The Green Deal is a landmark package worth more than €1 trillion aimed at positioning Europe as a global leader in tackling climate change and achieving wider sustainable development.
It provides a roadmap for all EU countries, including Ireland, to achieve climate neutrality by 2050 covering areas such as climate, energy, circular economy, biodiversity, agriculture, industry and transport, and is enshrined in Europe’s first climate law.
Russell Smyth, partner, KPMG sustainable futures, explains: "The EU Commission has pledged to mobilise €1 trillion in sustainable investment over the next decade. This will shift a significant proportion of public and private capital towards investments and reforms that support climate objectives."
Financing the Green Deal
To fund the transition to net zero emissions, the EU needs investment of about €330 billion every year by 2030, Conor Linehan, head of environmental and planning at William Fry and a member of the firm’s ESG & Sustainability practice group, says. “The EU budget is set to play a significant role in reaching these targets, with €503 billion being invested over the next seven years in a range of climate and environmental projects from small individual household energy renovations to large-scale installations of electric vehicle charging networks.”
He explains that public funding is not enough. “Private capital markets are needed to bridge the gap in funding and the EU has launched a wide-ranging and highly impactful programme to reorient private investment in support of its Green Deal with a target investment of €279 billion.
"The use of private investment to fund public projects, while novel is not unheard of and, according to the head of the European Central Bank, parallels can be drawn between the private market financing of the Green Deal and the great mobilisation of US capital markets in the late 19th century to fund building of the railroad network in the form of railroad bonds."

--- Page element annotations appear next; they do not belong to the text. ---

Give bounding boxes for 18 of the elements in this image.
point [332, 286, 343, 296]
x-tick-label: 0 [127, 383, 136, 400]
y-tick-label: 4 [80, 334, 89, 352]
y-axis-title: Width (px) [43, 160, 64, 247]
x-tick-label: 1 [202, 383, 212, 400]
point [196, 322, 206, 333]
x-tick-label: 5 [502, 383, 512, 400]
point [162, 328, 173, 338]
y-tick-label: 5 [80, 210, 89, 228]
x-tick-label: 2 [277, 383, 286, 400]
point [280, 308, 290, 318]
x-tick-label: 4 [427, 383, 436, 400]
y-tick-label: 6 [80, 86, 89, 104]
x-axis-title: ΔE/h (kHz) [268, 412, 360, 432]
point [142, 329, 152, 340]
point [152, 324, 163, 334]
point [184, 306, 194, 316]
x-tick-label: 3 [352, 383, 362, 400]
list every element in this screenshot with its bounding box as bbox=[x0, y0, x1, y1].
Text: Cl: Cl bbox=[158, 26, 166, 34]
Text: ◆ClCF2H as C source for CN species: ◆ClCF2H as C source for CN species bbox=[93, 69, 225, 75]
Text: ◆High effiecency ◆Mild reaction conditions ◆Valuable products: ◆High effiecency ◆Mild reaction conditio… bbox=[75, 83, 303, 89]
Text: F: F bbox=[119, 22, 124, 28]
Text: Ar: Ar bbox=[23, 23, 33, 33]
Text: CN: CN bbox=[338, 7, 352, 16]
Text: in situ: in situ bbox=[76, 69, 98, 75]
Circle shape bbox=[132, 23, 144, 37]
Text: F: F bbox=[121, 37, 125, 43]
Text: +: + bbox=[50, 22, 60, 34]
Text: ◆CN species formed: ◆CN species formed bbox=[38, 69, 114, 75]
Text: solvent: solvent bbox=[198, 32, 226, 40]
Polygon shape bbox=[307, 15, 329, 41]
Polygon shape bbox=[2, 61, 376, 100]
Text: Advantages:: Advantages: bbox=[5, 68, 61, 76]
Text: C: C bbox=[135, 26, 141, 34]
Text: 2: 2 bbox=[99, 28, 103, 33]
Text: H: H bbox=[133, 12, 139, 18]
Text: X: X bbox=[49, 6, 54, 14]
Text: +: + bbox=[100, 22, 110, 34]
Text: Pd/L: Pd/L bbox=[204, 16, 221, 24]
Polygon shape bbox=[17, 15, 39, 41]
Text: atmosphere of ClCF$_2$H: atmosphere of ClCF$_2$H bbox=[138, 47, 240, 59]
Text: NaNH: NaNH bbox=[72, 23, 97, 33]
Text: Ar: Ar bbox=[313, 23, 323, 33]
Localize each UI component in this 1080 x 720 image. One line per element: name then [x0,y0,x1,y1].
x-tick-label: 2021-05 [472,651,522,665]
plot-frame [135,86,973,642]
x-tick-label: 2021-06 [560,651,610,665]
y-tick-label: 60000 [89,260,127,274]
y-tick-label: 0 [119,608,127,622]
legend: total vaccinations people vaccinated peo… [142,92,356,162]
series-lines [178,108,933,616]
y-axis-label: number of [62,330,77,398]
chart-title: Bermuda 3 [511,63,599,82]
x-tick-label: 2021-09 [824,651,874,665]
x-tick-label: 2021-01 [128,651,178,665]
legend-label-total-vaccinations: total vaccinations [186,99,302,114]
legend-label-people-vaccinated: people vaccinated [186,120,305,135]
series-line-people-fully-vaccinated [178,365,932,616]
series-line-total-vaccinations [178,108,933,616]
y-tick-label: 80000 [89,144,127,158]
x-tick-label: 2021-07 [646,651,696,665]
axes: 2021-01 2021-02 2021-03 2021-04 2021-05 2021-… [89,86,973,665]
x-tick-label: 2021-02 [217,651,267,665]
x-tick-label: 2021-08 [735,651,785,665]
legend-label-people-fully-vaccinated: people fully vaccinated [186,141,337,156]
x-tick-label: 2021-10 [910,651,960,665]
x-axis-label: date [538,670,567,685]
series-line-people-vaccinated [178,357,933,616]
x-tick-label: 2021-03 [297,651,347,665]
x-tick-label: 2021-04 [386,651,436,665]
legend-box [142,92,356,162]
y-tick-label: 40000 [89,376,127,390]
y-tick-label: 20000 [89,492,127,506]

How the Green Deal impacts Europe
According to Linehan, the Green Deal will finance a host of diverse projects, from the modernisation of public heating infrastructure, supporting the installation of solar panels in private homes and making industrial companies more energy efficient to modernising public electricity supply in EU member states.
“Aside from the direct, and indeed multiple indirect impacts of the Green Deal on public investment however, the private investment sector is also set to be transformed by the EU climate-neutral targets.
“Green capital markets are already well advanced; the EU is the location of choice for green bond issuance, with about 60 per cent of all green senior unsecured bonds issued globally in 2020 originating in the EU and the market is seeing rapid growth – since 2015, the outstanding volume of green bonds issued in the EU has grown almost eight-fold and in 2020 about half of the green bonds issued worldwide were in euro.”
Ireland’s green plans
In Ireland, the funding will be used for sectors that are typically difficult to decarbonise, such as agriculture. Smyth says: “It is likely one of the most difficult sectors of Ireland’s economy to decarbonise in a fair and just way. The EU-funded Common Agriculture Policy will aid and support farmers to encourage a move to more climate-friendly farming practices while aligning with the aims of the Green Deal, and the EU Farm to Fork Strategy.”
Ireland’s recently legislated Climate Action and Low Carbon Development (Amendment) Bill seeks to support the transition to net zero by 2050, aligning with the Green Deal, explains Smyth. This legislation provides a strong message to sustainability-conscious private investors (Irish and foreign investors) that Ireland is serious about its decarbonisation journey. Attracting this private investment is key to realising Ireland’s ambitions.